Jose Ortega y Gasset (1883-1955), the most widely known and well liked of Spanish philosophers, was much admired in the United States from the 1930s through the 1960s for Revolt of the Masses, History as a System, and Dehumanization of Art, among other works. Those popular works, however, poorly reflected the complexity of Ortega's philosophy. In this first historical analysis of all the parts of Ortega's total thought, John Graham explores the extent to which Ortega's metaphysics was built not only on a native Spanish realism but also upon the pragmatism of William James. Graham details the extent to which Ortega developed an existentialsim before Martin Heidegger and a new historicism less absolute than Benedetto Croce's, by means of a phenomenological method-all within a comprehensive philosophy of life similar to Wilhelm Dilthey's, but more realist and social. In addition, an extensive bibliographical essay examines how Ortega's philosophy, as a whole and in each part, has stood in the estimation of critics worldwide from the 1920s to the present.

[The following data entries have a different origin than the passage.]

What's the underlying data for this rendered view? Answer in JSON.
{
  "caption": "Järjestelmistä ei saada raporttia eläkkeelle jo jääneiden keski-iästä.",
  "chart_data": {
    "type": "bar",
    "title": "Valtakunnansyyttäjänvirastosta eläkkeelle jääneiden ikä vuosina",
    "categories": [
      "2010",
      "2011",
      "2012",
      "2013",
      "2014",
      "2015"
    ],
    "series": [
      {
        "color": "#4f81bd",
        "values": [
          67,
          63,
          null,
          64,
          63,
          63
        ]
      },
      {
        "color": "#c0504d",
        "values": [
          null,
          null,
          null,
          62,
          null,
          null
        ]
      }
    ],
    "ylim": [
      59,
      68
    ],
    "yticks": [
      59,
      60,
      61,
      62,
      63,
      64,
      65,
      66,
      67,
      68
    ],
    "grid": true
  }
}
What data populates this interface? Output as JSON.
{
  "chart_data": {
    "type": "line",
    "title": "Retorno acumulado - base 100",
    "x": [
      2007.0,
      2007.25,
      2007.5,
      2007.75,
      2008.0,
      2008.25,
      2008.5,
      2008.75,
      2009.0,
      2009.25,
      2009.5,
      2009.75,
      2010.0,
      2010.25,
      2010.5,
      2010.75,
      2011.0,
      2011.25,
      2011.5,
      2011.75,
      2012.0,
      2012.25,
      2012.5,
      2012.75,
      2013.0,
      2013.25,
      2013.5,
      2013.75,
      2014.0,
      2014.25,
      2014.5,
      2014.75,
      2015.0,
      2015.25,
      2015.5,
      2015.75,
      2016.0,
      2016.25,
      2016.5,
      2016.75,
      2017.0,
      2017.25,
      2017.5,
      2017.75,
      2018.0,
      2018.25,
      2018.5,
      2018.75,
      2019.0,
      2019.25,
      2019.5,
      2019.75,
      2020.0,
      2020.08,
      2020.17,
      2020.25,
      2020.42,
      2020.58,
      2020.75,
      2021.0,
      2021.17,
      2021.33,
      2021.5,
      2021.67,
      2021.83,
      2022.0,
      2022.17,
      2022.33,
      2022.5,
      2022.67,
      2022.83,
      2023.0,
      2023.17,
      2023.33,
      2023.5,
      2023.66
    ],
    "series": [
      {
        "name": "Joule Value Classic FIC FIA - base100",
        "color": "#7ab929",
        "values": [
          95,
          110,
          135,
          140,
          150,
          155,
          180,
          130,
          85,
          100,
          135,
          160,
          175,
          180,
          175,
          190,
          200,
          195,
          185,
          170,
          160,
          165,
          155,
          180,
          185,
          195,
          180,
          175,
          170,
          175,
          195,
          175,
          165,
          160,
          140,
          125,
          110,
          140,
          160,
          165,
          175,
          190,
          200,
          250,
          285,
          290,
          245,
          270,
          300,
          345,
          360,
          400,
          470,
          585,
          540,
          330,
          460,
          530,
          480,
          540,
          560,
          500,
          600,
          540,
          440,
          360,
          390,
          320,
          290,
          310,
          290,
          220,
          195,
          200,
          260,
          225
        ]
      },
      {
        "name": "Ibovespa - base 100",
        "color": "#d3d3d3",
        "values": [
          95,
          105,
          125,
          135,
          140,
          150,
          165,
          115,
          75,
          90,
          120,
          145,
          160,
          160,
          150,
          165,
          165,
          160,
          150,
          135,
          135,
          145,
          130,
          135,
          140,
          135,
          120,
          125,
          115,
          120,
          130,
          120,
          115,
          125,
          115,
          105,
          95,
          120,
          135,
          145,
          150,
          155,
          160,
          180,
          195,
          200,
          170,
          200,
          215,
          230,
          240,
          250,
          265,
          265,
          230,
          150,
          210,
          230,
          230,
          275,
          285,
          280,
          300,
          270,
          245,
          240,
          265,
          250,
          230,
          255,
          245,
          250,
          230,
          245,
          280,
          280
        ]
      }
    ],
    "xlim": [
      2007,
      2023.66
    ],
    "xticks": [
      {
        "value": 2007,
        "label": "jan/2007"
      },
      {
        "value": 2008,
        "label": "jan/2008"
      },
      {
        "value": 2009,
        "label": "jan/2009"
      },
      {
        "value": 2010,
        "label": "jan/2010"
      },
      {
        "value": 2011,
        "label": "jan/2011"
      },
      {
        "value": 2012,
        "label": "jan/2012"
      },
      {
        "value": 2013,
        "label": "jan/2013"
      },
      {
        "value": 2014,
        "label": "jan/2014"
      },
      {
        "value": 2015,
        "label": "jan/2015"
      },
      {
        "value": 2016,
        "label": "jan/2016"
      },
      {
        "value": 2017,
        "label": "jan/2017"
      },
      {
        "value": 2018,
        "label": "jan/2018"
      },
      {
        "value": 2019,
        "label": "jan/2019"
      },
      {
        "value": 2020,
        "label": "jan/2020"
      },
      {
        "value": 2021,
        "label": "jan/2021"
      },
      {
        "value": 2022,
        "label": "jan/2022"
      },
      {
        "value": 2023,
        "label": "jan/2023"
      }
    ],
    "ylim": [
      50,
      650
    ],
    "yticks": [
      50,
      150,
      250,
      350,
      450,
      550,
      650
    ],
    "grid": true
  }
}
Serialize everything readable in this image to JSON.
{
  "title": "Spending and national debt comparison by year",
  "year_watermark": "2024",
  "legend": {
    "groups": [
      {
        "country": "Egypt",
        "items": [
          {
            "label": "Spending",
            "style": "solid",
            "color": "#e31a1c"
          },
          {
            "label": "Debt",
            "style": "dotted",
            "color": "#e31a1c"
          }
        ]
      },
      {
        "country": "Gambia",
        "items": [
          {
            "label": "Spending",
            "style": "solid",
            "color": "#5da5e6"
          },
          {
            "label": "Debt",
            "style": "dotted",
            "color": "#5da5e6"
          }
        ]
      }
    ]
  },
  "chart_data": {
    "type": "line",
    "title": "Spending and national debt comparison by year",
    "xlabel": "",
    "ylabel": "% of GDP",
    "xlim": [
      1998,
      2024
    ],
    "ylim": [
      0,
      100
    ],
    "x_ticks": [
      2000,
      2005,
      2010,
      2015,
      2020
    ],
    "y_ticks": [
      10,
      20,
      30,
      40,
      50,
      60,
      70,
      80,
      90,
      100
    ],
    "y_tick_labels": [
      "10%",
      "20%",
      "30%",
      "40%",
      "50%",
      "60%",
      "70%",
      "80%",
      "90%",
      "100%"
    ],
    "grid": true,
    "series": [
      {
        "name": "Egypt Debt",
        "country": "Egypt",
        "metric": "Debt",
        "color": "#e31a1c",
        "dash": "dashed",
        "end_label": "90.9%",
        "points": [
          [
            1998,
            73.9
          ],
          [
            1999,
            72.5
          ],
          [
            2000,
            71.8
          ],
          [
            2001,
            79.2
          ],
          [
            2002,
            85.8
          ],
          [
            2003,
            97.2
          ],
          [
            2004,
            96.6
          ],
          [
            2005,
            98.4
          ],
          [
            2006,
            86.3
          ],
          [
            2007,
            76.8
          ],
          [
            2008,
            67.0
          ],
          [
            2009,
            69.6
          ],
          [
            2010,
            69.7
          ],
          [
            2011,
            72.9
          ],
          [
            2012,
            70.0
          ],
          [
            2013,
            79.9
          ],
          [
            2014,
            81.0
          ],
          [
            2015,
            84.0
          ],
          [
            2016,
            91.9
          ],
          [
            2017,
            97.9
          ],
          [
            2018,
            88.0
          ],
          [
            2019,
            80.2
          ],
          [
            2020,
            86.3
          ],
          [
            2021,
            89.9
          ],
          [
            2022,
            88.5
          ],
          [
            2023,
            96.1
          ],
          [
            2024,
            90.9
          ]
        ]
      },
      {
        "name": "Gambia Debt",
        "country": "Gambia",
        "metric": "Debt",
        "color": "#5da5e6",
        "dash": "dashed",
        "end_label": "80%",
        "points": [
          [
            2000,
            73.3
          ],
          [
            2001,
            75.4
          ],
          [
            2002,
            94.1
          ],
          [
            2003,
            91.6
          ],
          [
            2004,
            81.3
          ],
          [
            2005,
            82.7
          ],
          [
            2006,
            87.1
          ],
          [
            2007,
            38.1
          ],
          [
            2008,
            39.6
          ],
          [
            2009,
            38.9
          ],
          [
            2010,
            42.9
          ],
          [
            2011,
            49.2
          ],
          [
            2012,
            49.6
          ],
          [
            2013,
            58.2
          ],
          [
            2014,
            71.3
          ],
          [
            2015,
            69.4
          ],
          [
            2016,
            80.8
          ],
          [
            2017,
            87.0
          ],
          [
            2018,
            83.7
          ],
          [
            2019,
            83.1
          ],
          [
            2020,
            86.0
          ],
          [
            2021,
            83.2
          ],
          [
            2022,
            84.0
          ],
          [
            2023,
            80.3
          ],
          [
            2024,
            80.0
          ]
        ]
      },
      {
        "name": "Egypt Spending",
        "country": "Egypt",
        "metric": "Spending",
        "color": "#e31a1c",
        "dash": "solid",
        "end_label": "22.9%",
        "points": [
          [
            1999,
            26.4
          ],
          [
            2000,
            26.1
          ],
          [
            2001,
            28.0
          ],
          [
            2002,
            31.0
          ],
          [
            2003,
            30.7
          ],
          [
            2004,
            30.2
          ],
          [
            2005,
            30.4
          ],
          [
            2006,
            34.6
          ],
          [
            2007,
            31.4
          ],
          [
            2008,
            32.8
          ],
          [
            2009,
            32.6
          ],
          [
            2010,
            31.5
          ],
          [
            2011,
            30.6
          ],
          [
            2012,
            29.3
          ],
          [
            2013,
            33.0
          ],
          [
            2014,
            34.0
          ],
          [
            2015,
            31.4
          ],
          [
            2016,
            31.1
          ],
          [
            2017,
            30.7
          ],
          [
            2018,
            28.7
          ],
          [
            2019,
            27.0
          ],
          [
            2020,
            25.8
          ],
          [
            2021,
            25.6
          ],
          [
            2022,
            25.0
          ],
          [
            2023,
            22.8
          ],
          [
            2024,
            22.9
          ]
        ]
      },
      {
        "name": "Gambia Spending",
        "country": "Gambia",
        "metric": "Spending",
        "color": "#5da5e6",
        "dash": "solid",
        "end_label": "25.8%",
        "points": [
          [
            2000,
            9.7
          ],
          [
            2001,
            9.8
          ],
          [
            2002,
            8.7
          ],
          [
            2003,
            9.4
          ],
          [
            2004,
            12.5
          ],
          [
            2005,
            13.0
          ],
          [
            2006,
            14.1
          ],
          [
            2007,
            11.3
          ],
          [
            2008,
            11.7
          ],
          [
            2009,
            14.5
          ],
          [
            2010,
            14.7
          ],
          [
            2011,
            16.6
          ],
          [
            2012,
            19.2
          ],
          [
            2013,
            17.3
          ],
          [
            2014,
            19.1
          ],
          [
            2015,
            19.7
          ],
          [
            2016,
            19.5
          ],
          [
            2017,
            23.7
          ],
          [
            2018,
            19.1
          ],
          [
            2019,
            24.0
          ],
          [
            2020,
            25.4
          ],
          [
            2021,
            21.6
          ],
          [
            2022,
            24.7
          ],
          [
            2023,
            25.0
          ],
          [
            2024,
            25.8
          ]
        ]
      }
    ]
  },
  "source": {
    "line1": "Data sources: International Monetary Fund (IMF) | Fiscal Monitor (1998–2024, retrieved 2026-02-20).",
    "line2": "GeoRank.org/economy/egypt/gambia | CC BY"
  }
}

Over ten years in preparation, A Pragmatist Philosophy of Life in Ortega y Gasset reveals how open, adaptable, and inventive was pragmatism as Ortega elaborated its philosophical implications and applications for Spain, Europe, and the Americas. It is based on extensive use of the twelve volumes of Ortega's Obras completas, the eighty microfilm reels of his archive in the Library of Congress, and his private library of fifteen hundred volumes in Madrid. These sources, many of which have not been available previously, provide the essential evidence needed to demonstrate the novelty and subtlety, the diversity and unity, of Ortega's thematic "system" of thought.
Students and scholars of intellectual history, Spanish literature, and philosophy will welcome this important new study.